Closed Bug 1083930 Opened 10 years ago Closed 9 years ago

Uploading files to google drive takes up 100% of CPU

Categories

(Core :: Networking: HTTP, defect)

32 Branch
x86_64
Linux
defect
Not set
normal

Tracking

()

RESOLVED FIXED
mozilla44
Tracking Status
firefox44 --- fixed

People

(Reporter: enrique.arizonbenito, Assigned: mcmanus)

References

(Depends on 1 open bug, )

Details

(Keywords: perf, regression)

Attachments

(1 file)

User Agent: Mozilla/5.0 (X11; Ubuntu; Linux x86_64; rv:32.0) Gecko/20100101 Firefox/32.0
Build ID: 20140924083558

Steps to reproduce:

Log into Google drive (https://drive.google.com). Upload a file.


Actual results:

The file uploads properly but the CPU ussage is close to 100% and the GUI blocks.


Expected results:

The CPU must be close to 0% while uploading. In Google Chrome it takes about 1-3%.
Severity: normal → critical
Second test:

 Open GDrive on a private browser window (Ctrl+May+N). Upload a test file (20 Mb). This time is the "Socket Thread" that takes up to 99.9% of CPU.
When I cancel the upload the CPU goes down to 0% ("Socket Thread" dissapears from my visible "top" window).
Did you test with a fresh profile?
https://support.mozilla.org/en-US/kb/profile-manager-create-and-remove-firefox-profiles
Flags: needinfo?(enrique.arizonbenito)
Severity: critical → normal
@Loic: I tested with a new Fresh Profile and got similars results. The "Socket Thread" takes about 99.9% of the CPU when uploading.

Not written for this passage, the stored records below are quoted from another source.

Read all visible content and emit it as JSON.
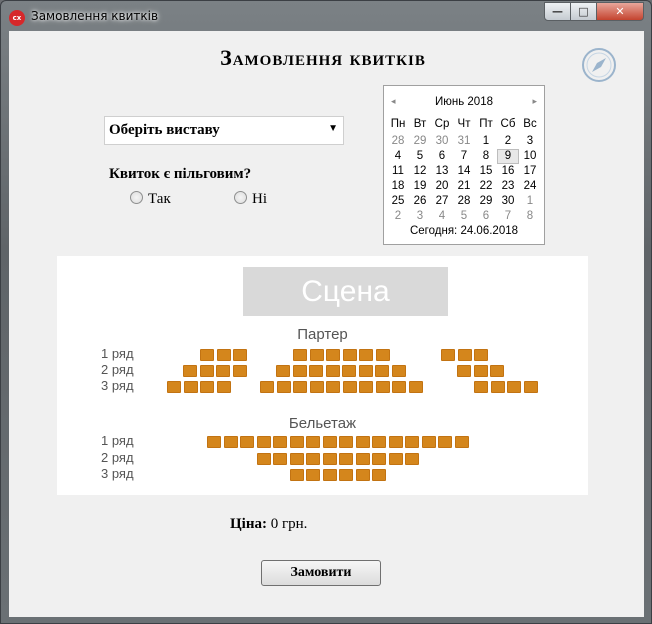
{
  "window": {
    "app_icon_text": "cx",
    "title": "Замовлення квитків",
    "min_glyph": "—",
    "max_glyph": "□",
    "close_glyph": "✕"
  },
  "form": {
    "heading": "Замовлення квитків",
    "play_select": {
      "value": "Оберіть виставу",
      "arrow": "▼"
    },
    "discount_question": "Квиток є пільговим?",
    "options": [
      "Так",
      "Ні"
    ],
    "price_label": "Ціна:",
    "price_value": "0 грн.",
    "submit_label": "Замовити"
  },
  "calendar": {
    "prev": "◂",
    "next": "▸",
    "month_label": "Июнь 2018",
    "weekdays": [
      "Пн",
      "Вт",
      "Ср",
      "Чт",
      "Пт",
      "Сб",
      "Вс"
    ],
    "weeks": [
      [
        "28",
        "29",
        "30",
        "31",
        "1",
        "2",
        "3"
      ],
      [
        "4",
        "5",
        "6",
        "7",
        "8",
        "9",
        "10"
      ],
      [
        "11",
        "12",
        "13",
        "14",
        "15",
        "16",
        "17"
      ],
      [
        "18",
        "19",
        "20",
        "21",
        "22",
        "23",
        "24"
      ],
      [
        "25",
        "26",
        "27",
        "28",
        "29",
        "30",
        "1"
      ],
      [
        "2",
        "3",
        "4",
        "5",
        "6",
        "7",
        "8"
      ]
    ],
    "selected_day": "9",
    "today_label": "Сегодня: 24.06.2018"
  },
  "hall": {
    "stage": "Сцена",
    "parter": {
      "title": "Партер",
      "rows": [
        {
          "label": "1 ряд",
          "blocks": [
            3,
            6,
            3
          ]
        },
        {
          "label": "2 ряд",
          "blocks": [
            4,
            8,
            3
          ]
        },
        {
          "label": "3 ряд",
          "blocks": [
            4,
            10,
            4
          ]
        }
      ]
    },
    "beletage": {
      "title": "Бельетаж",
      "rows": [
        {
          "label": "1 ряд",
          "seats": 16
        },
        {
          "label": "2 ряд",
          "seats": 10
        },
        {
          "label": "3 ряд",
          "seats": 6
        }
      ]
    }
  },
  "colors": {
    "seat": "#d4861c",
    "stage": "#d9d9d9"
  }
}
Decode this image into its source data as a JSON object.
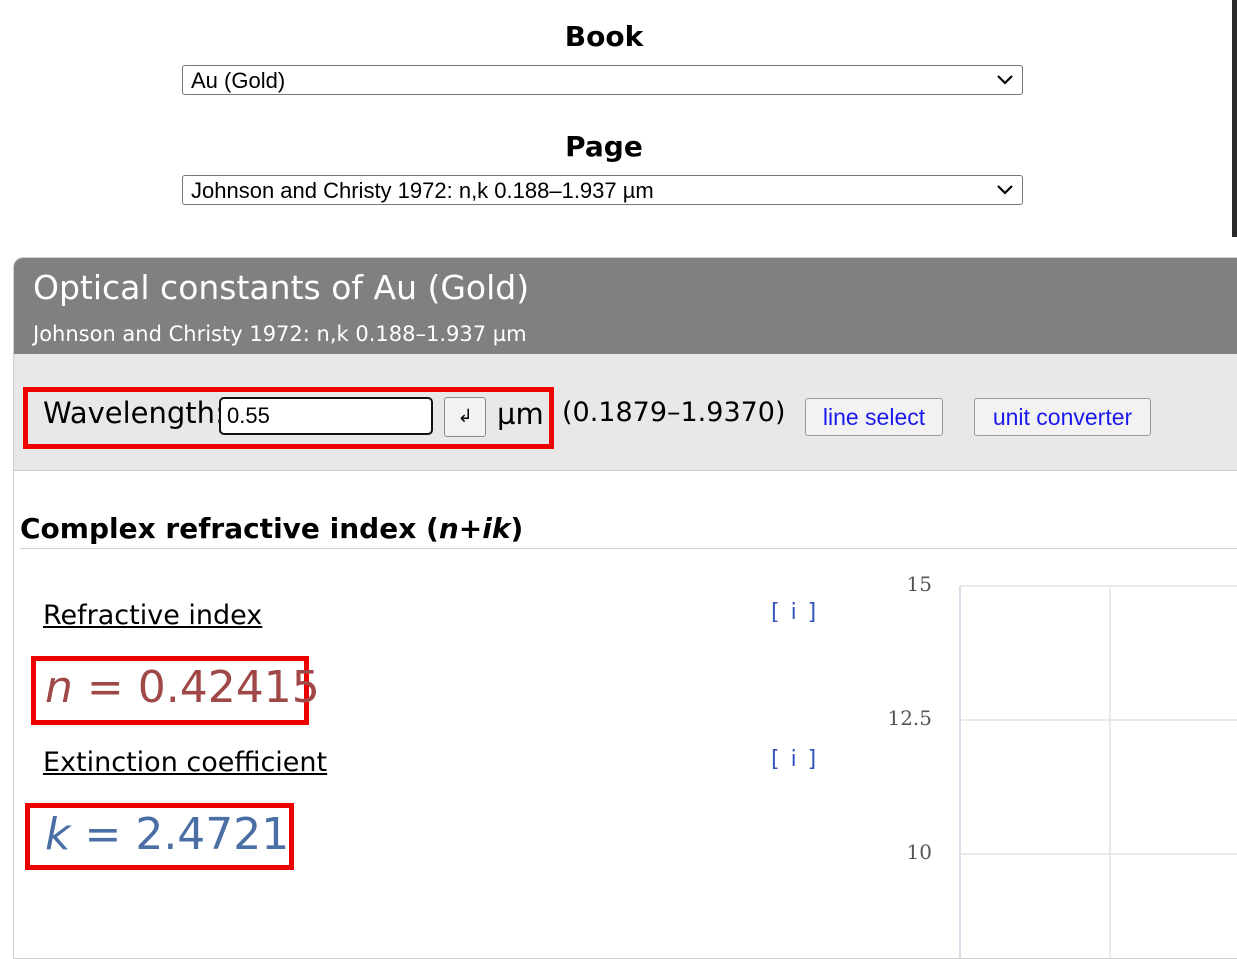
{
  "book": {
    "label": "Book",
    "selected": "Au (Gold)"
  },
  "page": {
    "label": "Page",
    "selected": "Johnson and Christy 1972: n,k 0.188–1.937 µm"
  },
  "panel": {
    "title": "Optical constants of Au (Gold)",
    "subtitle": "Johnson and Christy 1972: n,k 0.188–1.937 µm"
  },
  "wavelength": {
    "label": "Wavelength:",
    "value": "0.55",
    "enter_symbol": "↲",
    "unit": "µm",
    "range": "(0.1879–1.9370)",
    "line_select": "line select",
    "unit_converter": "unit converter"
  },
  "cri": {
    "title": "Complex refractive index (",
    "title_var": "n+ik",
    "title_end": ")"
  },
  "refractive": {
    "label": "Refractive index",
    "info": "[ i ]",
    "var": "n",
    "eq": " = 0.42415"
  },
  "extinction": {
    "label": "Extinction coefficient",
    "info": "[ i ]",
    "var": "k",
    "eq": " = 2.4721"
  },
  "chart_data": {
    "type": "line",
    "yticks": [
      "15",
      "12.5",
      "10"
    ],
    "y_values": [
      15,
      12.5,
      10
    ],
    "grid": true
  },
  "colors": {
    "highlight": "#ee0000",
    "n_color": "#a04848",
    "k_color": "#4a6fa5",
    "header_bg": "#808080"
  }
}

I also tested locally with a local server and a web app that works through AJAX request to the server and I noticed the CPU ussage is quite hight too. Doing 2 simultaneous AJAX requests to the local sever takes about 20 milisecs of real CPU time for the "Socket Thread" according to top. I'm using a core-i7. Looks to me to be related to some spin-lock problem (http://en.wikipedia.org/wiki/Spinlock) but I don't have a deep knowledge of the Firefox network stack.
Flags: needinfo?(enrique.arizonbenito)
Product: Firefox → Core
Keywords: perf
Maybe the bug is the similar with bug 559676
Same problem here on Arch Linux with Firefox 35.0.1, uploading to Google+ Photos results in 100% cpu usage.
Did it use to work normally in the past, before FF3x or lower?
Is it specific to Linux?
(In reply to Loic from comment #6)
> Did it use to work normally in the past, before FF3x or lower?
> Is it specific to Linux?

It works normally on 31.x ( Windows ), since 32.0 it will cause 100% CPU on nsSocketTransportService::DoPollIteration, and it is similar with bug 559676, which is a older bug, so I think it was fixed in some edition. but 32.0 introduced the issue again.

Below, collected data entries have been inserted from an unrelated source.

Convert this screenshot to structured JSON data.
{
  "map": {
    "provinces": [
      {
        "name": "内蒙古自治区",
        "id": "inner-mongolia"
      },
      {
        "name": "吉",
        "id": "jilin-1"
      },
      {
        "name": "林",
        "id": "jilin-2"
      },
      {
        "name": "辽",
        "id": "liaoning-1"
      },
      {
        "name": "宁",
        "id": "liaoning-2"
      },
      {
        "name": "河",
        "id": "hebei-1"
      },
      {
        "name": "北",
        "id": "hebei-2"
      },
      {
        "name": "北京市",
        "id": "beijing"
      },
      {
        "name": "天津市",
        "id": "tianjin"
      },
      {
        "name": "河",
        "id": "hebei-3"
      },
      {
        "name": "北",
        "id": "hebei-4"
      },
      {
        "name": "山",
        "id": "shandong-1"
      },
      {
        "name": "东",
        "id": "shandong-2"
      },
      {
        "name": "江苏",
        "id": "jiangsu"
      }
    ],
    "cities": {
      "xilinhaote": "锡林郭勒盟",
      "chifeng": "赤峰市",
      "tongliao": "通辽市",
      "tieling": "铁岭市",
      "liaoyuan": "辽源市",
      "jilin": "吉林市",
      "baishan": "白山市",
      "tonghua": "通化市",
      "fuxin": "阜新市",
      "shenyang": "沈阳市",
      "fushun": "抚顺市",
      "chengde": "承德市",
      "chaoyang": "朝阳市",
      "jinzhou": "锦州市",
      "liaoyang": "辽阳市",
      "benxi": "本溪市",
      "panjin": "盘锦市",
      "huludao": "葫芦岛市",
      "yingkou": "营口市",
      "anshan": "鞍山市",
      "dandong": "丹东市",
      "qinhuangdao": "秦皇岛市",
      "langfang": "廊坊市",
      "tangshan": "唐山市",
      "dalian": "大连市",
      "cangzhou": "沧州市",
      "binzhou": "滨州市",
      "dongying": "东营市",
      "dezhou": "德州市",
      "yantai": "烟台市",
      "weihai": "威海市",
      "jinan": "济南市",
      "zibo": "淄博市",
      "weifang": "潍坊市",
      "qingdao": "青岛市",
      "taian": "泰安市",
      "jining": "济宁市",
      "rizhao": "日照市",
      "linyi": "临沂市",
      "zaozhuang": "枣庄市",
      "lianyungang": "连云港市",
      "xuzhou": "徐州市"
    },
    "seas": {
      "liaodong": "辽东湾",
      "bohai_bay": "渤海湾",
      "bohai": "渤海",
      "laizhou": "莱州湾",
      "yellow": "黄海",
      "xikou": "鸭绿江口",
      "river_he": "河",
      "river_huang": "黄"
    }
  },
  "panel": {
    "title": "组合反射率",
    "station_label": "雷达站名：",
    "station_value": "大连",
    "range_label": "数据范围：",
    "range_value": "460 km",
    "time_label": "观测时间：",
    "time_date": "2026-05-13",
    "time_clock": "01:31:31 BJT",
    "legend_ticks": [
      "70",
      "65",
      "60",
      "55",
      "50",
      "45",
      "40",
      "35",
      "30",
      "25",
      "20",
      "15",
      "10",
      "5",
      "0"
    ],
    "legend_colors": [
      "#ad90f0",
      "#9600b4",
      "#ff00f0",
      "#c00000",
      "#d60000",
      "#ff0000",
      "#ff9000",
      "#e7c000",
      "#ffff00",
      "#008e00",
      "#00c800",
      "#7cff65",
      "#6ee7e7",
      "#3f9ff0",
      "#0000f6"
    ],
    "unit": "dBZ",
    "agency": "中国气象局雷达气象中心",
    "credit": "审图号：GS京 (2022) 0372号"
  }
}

You can upload a large file to https://www.virustotal.com/en to reproduce the problem.
See Also: → 559676
Oops, I forgot to post the testcase. :D

STR (for Windows, but surely similar on Linux/OSX)
1) I created a empty file ~125 MB with the command:
fsutil file createnew [name_of_file.extension][size_in_bytes]
2) Open https://www.virustotal.com/en
3) Scan the empty file

To observe the CPU use, it's better to switch to another tab, it's more stable (probably to avoid variations from graphics flushing).
VirusTotal starts by computing the hash then uploads the file.
CPU use in both cases:
-good= 25% (hash) then (upload)
-bad= 40% (hash) then (upload)

Regression range:
good=2014-05-29
bad=2014-05-30
http://hg.mozilla.org/mozilla-central/pushloghtml?fromchange=1e712b724d17&tochange=e6f113c83095
Status: UNCONFIRMED → NEW
Ever confirmed: true
@Loic 
I think you were facing/mixing another bug(Bug 1061428 and dup Bug 1054972).
And Bug 1054972 was fixed in Firefox33....
My bad, you're right! Sorry for the mess.
Keywords: regression
The spike in CPU is pretty easy to see when uploading to Google Drive. Perhaps unsurprisingly, it also appears to have pretty consistently had a negative affect on my upload throughput as well (watching network utilization in Windows Task Manager).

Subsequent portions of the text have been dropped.